UnQovering Stereotyping Biases via Underspecified Questions
This work addresses the issue of stereotyping biases in AI systems for researchers and practitioners in natural language processing, though it is incremental as it builds on prior studies of biases in language embeddings.
The authors tackled the problem of stereotyping biases in question answering models by introducing UNQOVER, a framework to probe and quantify biases through underspecified questions, revealing that all tested transformer-based models exhibit notable biases, with larger models often showing higher bias.

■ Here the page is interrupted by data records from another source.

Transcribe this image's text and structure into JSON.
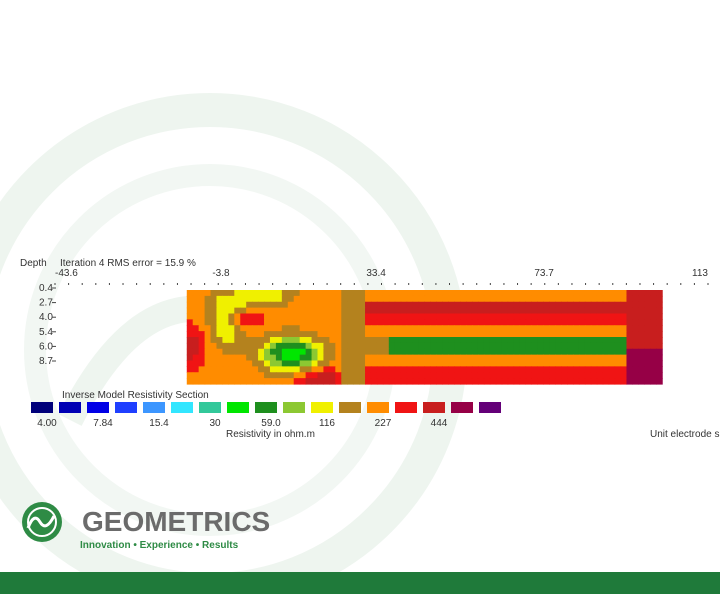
{
  "slide": {
    "company": "GEOMETRICS",
    "tagline": "Innovation • Experience • Results",
    "colors": {
      "brand_green": "#1f7a3a",
      "logo_gray": "#6b6b6b",
      "watermark": "#eef5ef"
    }
  },
  "chart_data": {
    "type": "heatmap",
    "title": "Iteration 4 RMS error = 15.9 %",
    "depth_label": "Depth",
    "section_title": "Inverse Model Resistivity Section",
    "x_ticks": [
      "-43.6",
      "-3.8",
      "33.4",
      "73.7",
      "113"
    ],
    "x_range": [
      -43.6,
      113
    ],
    "data_x_range": [
      -12,
      102
    ],
    "depth_ticks": [
      "0.4",
      "2.7",
      "4.0",
      "5.4",
      "6.0",
      "8.7"
    ],
    "color_scale": {
      "colors": [
        "#00007a",
        "#0000b4",
        "#0000e6",
        "#1f3fff",
        "#3c96ff",
        "#32e6ff",
        "#32c89a",
        "#00e600",
        "#1e8f1e",
        "#8cc832",
        "#f0f000",
        "#b4821e",
        "#ff8c00",
        "#f01414",
        "#c81e1e",
        "#960046",
        "#640078"
      ],
      "labels": [
        "4.00",
        "7.84",
        "15.4",
        "30",
        "59.0",
        "116",
        "227",
        "444"
      ],
      "label_slots": [
        0,
        2,
        4,
        6,
        8,
        10,
        12,
        14
      ]
    },
    "resistivity_label": "Resistivity in ohm.m",
    "electrode_label": "Unit electrode sp",
    "grid": false,
    "legend_placement": "bottom"
  }
}
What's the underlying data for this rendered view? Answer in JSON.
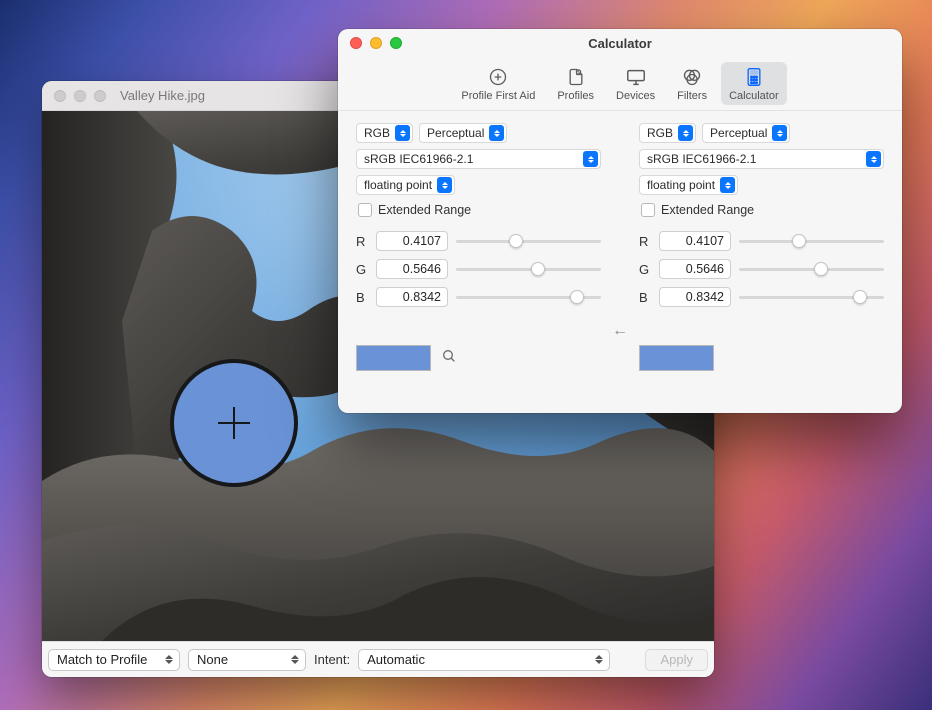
{
  "viewer": {
    "title": "Valley Hike.jpg",
    "bottombar": {
      "action": "Match to Profile",
      "profile": "None",
      "intent_label": "Intent:",
      "intent_value": "Automatic",
      "apply": "Apply"
    }
  },
  "calc": {
    "title": "Calculator",
    "tabs": [
      {
        "id": "profile-first-aid",
        "label": "Profile First Aid"
      },
      {
        "id": "profiles",
        "label": "Profiles"
      },
      {
        "id": "devices",
        "label": "Devices"
      },
      {
        "id": "filters",
        "label": "Filters"
      },
      {
        "id": "calculator",
        "label": "Calculator"
      }
    ],
    "left": {
      "colorspace": "RGB",
      "intent": "Perceptual",
      "profile": "sRGB IEC61966-2.1",
      "format": "floating point",
      "extended_label": "Extended Range",
      "channels": {
        "r_label": "R",
        "g_label": "G",
        "b_label": "B",
        "r": "0.4107",
        "g": "0.5646",
        "b": "0.8342"
      },
      "swatch_color": "#6a93d7"
    },
    "right": {
      "colorspace": "RGB",
      "intent": "Perceptual",
      "profile": "sRGB IEC61966-2.1",
      "format": "floating point",
      "extended_label": "Extended Range",
      "channels": {
        "r_label": "R",
        "g_label": "G",
        "b_label": "B",
        "r": "0.4107",
        "g": "0.5646",
        "b": "0.8342"
      },
      "swatch_color": "#6a93d7"
    },
    "arrow": "←"
  }
}
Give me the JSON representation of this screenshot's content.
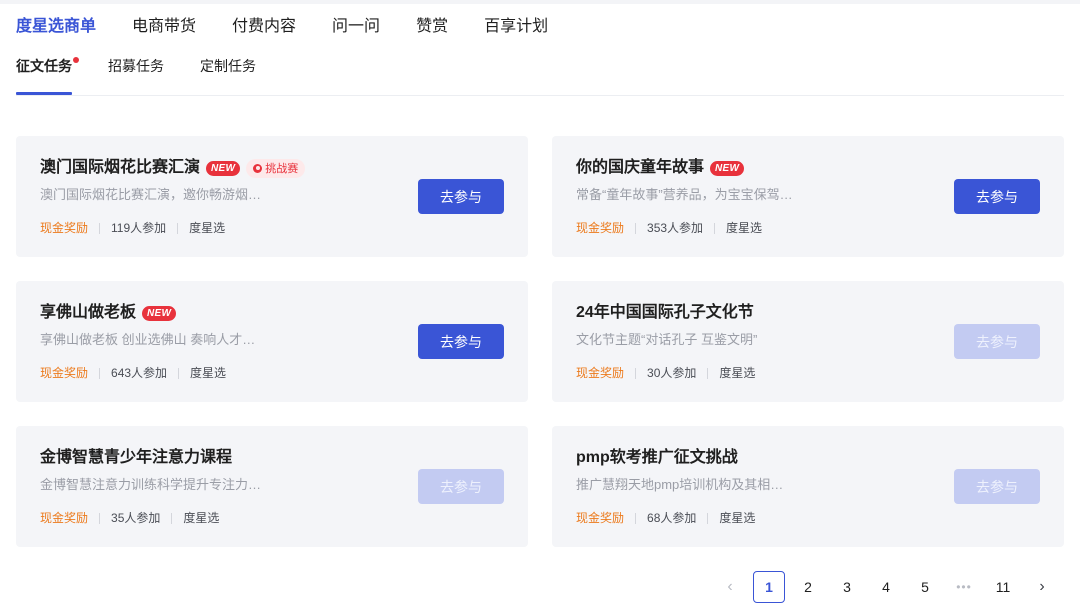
{
  "main_nav": [
    "度星选商单",
    "电商带货",
    "付费内容",
    "问一问",
    "赞赏",
    "百享计划"
  ],
  "sub_nav": [
    "征文任务",
    "招募任务",
    "定制任务"
  ],
  "cards": [
    {
      "title": "澳门国际烟花比赛汇演",
      "new_badge": "NEW",
      "challenge_badge": "挑战赛",
      "desc": "澳门国际烟花比赛汇演，邀你畅游烟…",
      "reward": "现金奖励",
      "participants": "119人参加",
      "platform": "度星选",
      "button": "去参与",
      "enabled": true
    },
    {
      "title": "你的国庆童年故事",
      "new_badge": "NEW",
      "desc": "常备“童年故事”营养品，为宝宝保驾…",
      "reward": "现金奖励",
      "participants": "353人参加",
      "platform": "度星选",
      "button": "去参与",
      "enabled": true
    },
    {
      "title": "享佛山做老板",
      "new_badge": "NEW",
      "desc": "享佛山做老板 创业选佛山 奏响人才…",
      "reward": "现金奖励",
      "participants": "643人参加",
      "platform": "度星选",
      "button": "去参与",
      "enabled": true
    },
    {
      "title": "24年中国国际孔子文化节",
      "desc": "文化节主题“对话孔子 互鉴文明”",
      "reward": "现金奖励",
      "participants": "30人参加",
      "platform": "度星选",
      "button": "去参与",
      "enabled": false
    },
    {
      "title": "金博智慧青少年注意力课程",
      "desc": "金博智慧注意力训练科学提升专注力…",
      "reward": "现金奖励",
      "participants": "35人参加",
      "platform": "度星选",
      "button": "去参与",
      "enabled": false
    },
    {
      "title": "pmp软考推广征文挑战",
      "desc": "推广慧翔天地pmp培训机构及其相…",
      "reward": "现金奖励",
      "participants": "68人参加",
      "platform": "度星选",
      "button": "去参与",
      "enabled": false
    }
  ],
  "pagination": {
    "prev": "‹",
    "pages": [
      "1",
      "2",
      "3",
      "4",
      "5"
    ],
    "current": "1",
    "ellipsis": "•••",
    "last": "11",
    "next": "›"
  },
  "colors": {
    "accent": "#3a55d6",
    "disabled_button": "#c3cbf2",
    "reward": "#ec7a1c",
    "new_badge": "#e8323c"
  }
}
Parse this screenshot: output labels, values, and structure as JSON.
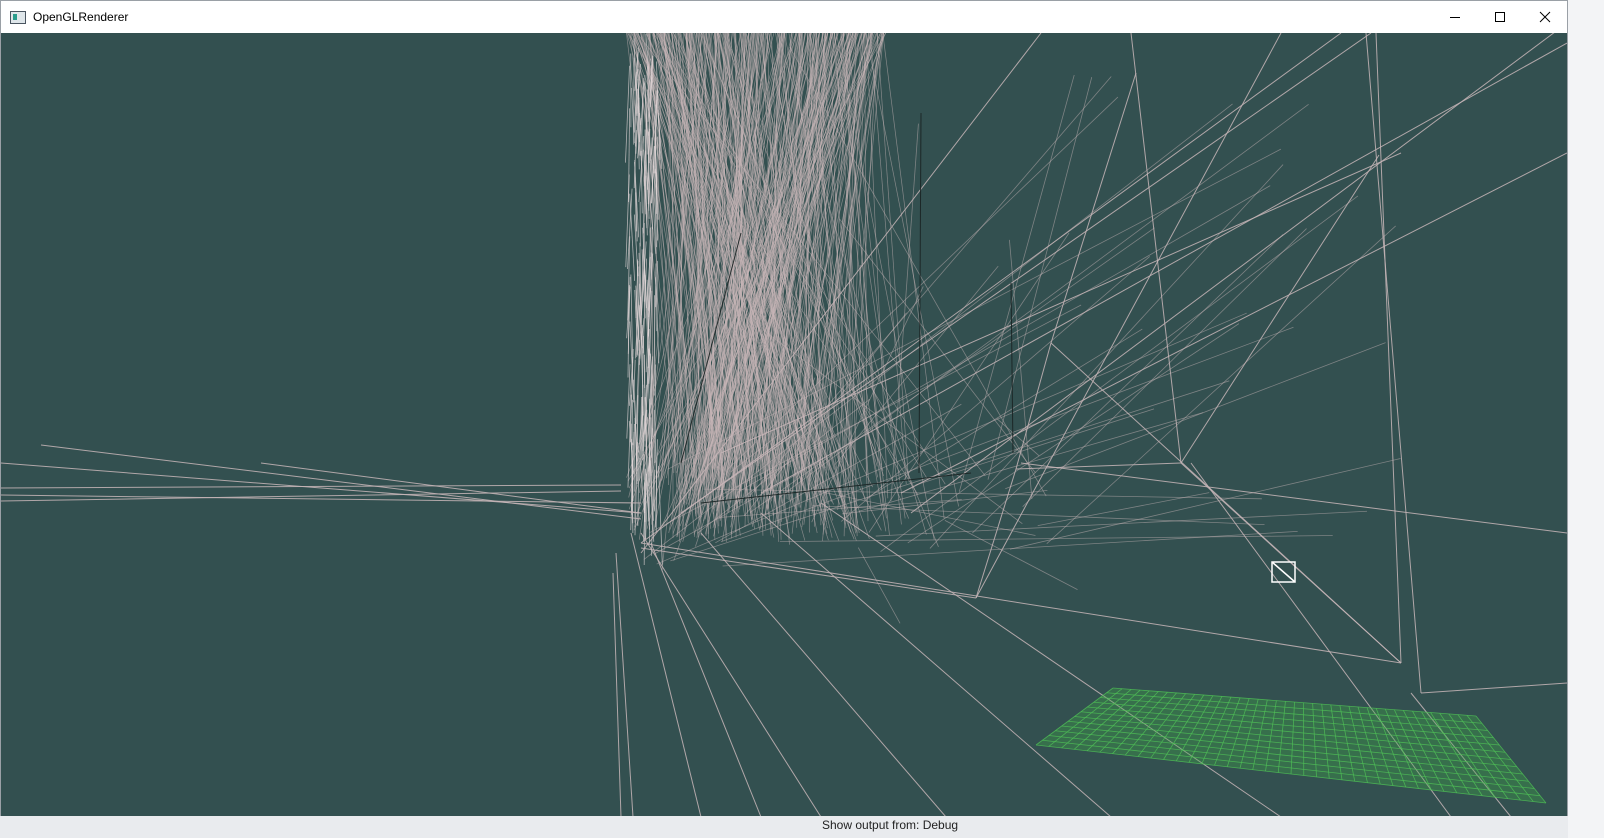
{
  "window": {
    "title": "OpenGLRenderer",
    "controls": {
      "minimize": "minimize-icon",
      "maximize": "maximize-icon",
      "close": "close-icon"
    }
  },
  "viewport": {
    "clear_color": "#335050",
    "wireframe_color": "#c8b6b8",
    "plane_color": "#3fa846",
    "cursor": "crosshair-box-icon"
  },
  "background_window": {
    "status_text": "Show output from: Debug"
  }
}
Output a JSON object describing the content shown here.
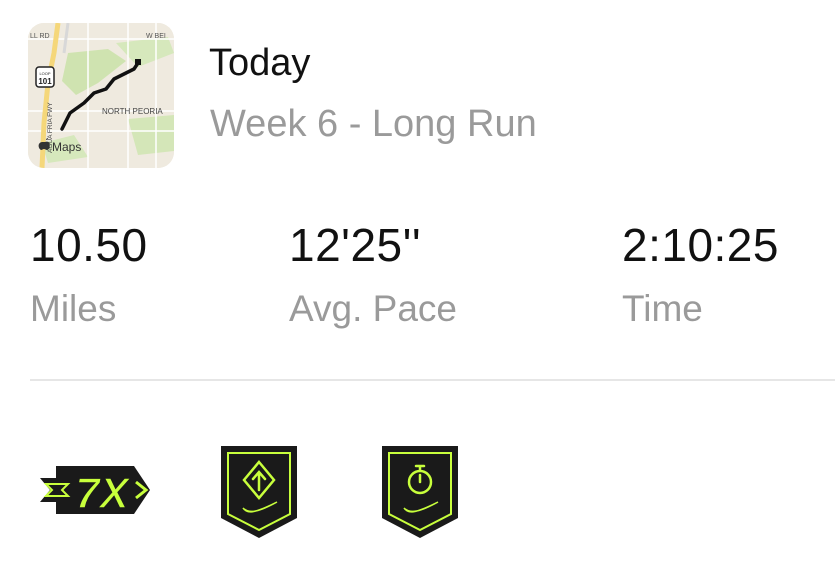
{
  "header": {
    "title": "Today",
    "subtitle": "Week 6 - Long Run"
  },
  "map": {
    "labels": {
      "top_left": "LL RD",
      "top_right": "W BEI",
      "highway": "101",
      "highway_top": "LOOP",
      "area": "NORTH PEORIA",
      "road_vertical": "AGUA FRIA FWY",
      "brand": "Maps"
    },
    "colors": {
      "route": "#111111",
      "land": "#efeadf",
      "park": "#cfe3b0",
      "road": "#f5d77a"
    }
  },
  "stats": [
    {
      "value": "10.50",
      "label": "Miles"
    },
    {
      "value": "12'25''",
      "label": "Avg. Pace"
    },
    {
      "value": "2:10:25",
      "label": "Time"
    }
  ],
  "badges": [
    {
      "name": "7x-streak-badge",
      "text": "7X",
      "icon": "arrow-streak-icon"
    },
    {
      "name": "direction-badge",
      "icon": "direction-arrow-icon"
    },
    {
      "name": "stopwatch-badge",
      "icon": "stopwatch-icon"
    }
  ],
  "colors": {
    "badge_dark": "#1a1a1a",
    "badge_accent": "#c8ff3c"
  }
}
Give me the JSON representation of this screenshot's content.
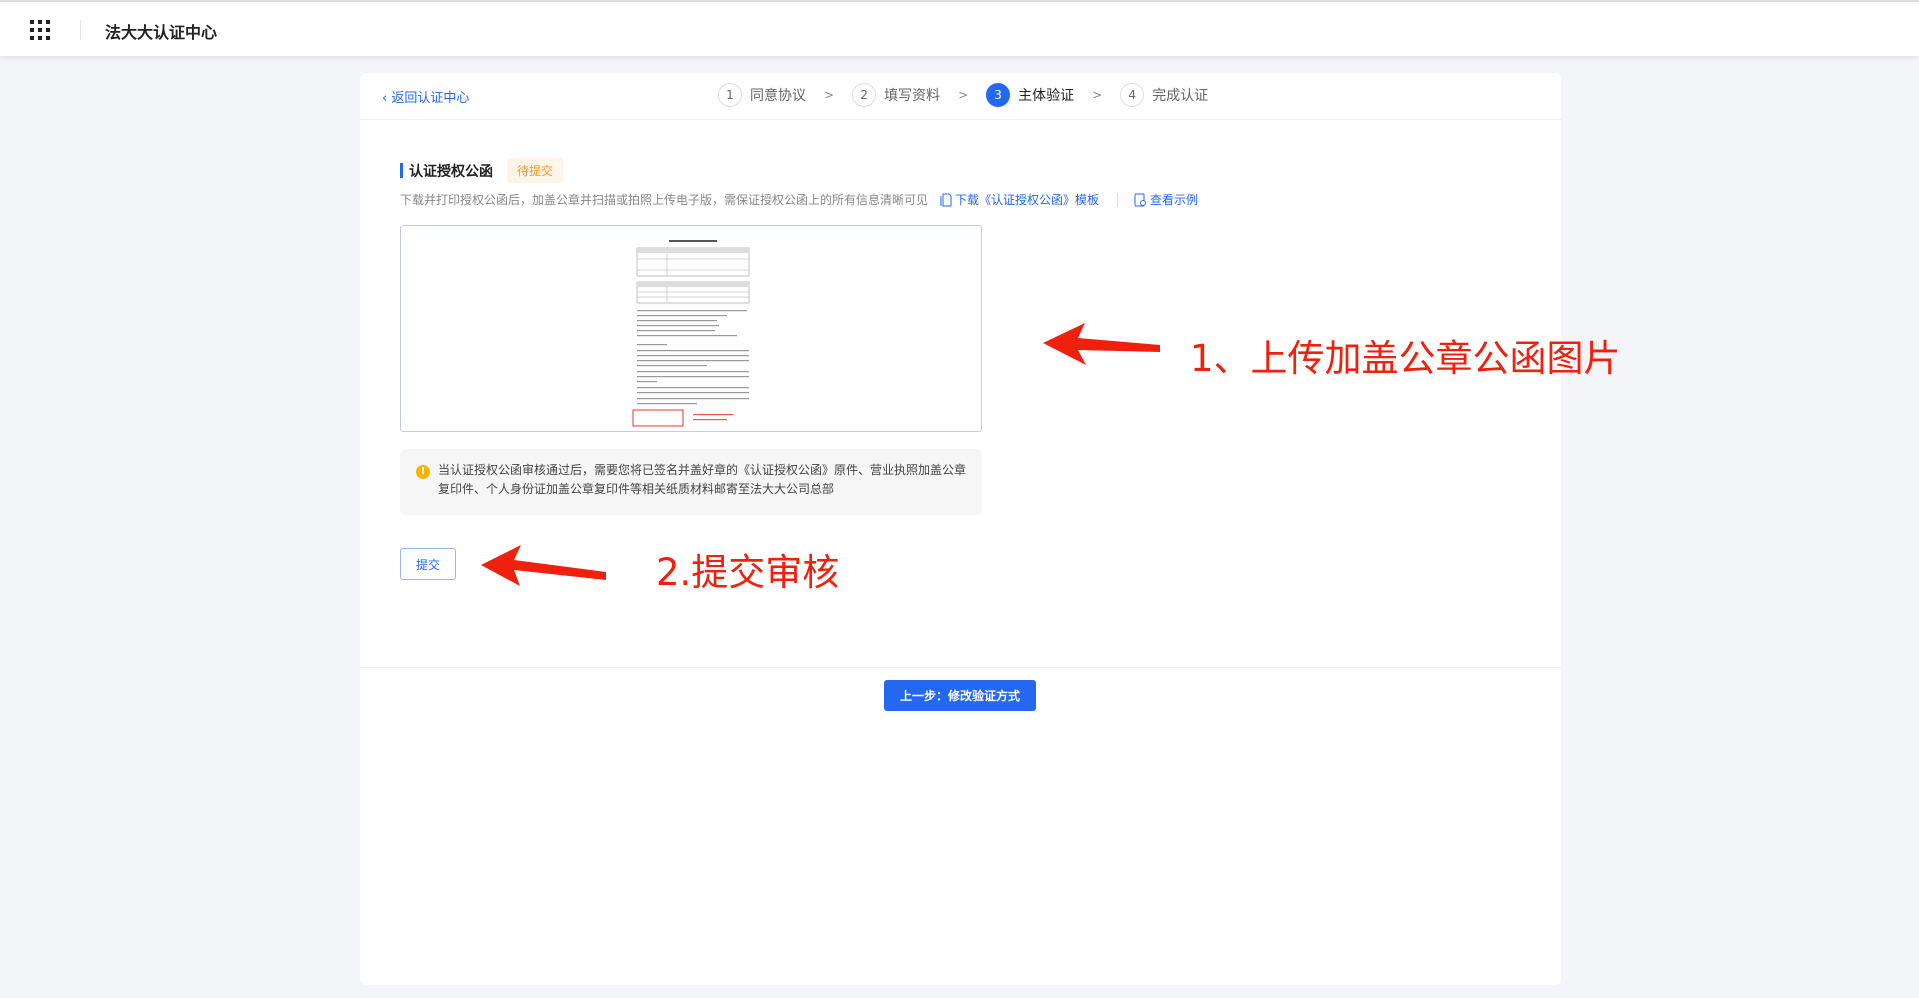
{
  "header": {
    "title": "法大大认证中心",
    "apps_icon": "grid-icon"
  },
  "nav": {
    "back_label": "返回认证中心"
  },
  "steps": [
    {
      "num": "1",
      "label": "同意协议",
      "state": "done"
    },
    {
      "num": "2",
      "label": "填写资料",
      "state": "done"
    },
    {
      "num": "3",
      "label": "主体验证",
      "state": "active"
    },
    {
      "num": "4",
      "label": "完成认证",
      "state": "pending"
    }
  ],
  "section": {
    "title": "认证授权公函",
    "status": "待提交",
    "description": "下载并打印授权公函后，加盖公章并扫描或拍照上传电子版，需保证授权公函上的所有信息清晰可见",
    "download_link": "下载《认证授权公函》模板",
    "example_link": "查看示例"
  },
  "notice": "当认证授权公函审核通过后，需要您将已签名并盖好章的《认证授权公函》原件、营业执照加盖公章复印件、个人身份证加盖公章复印件等相关纸质材料邮寄至法大大公司总部",
  "buttons": {
    "submit": "提交",
    "previous": "上一步：修改验证方式"
  },
  "annotations": {
    "upload": "1、上传加盖公章公函图片",
    "submit": "2.提交审核"
  },
  "colors": {
    "primary": "#2468f2",
    "badge": "#f39a2b",
    "annotation": "#f0200f"
  }
}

While language embeddings have been shown to have stereotyping biases, how these biases affect downstream question answering (QA) models remains unexplored. We present UNQOVER, a general framework to probe and quantify biases through underspecified questions. We show that a naive use of model scores can lead to incorrect bias estimates due to two forms of reasoning errors: positional dependence and question independence. We design a formalism that isolates the aforementioned errors. As case studies, we use this metric to analyze four important classes of stereotypes: gender, nationality, ethnicity, and religion. We probe five transformer-based QA models trained on two QA datasets, along with their underlying language models. Our broad study reveals that (1) all these models, with and without fine-tuning, have notable stereotyping biases in these classes; (2) larger models often have higher bias; and (3) the effect of fine-tuning on bias varies strongly with the dataset and the model size.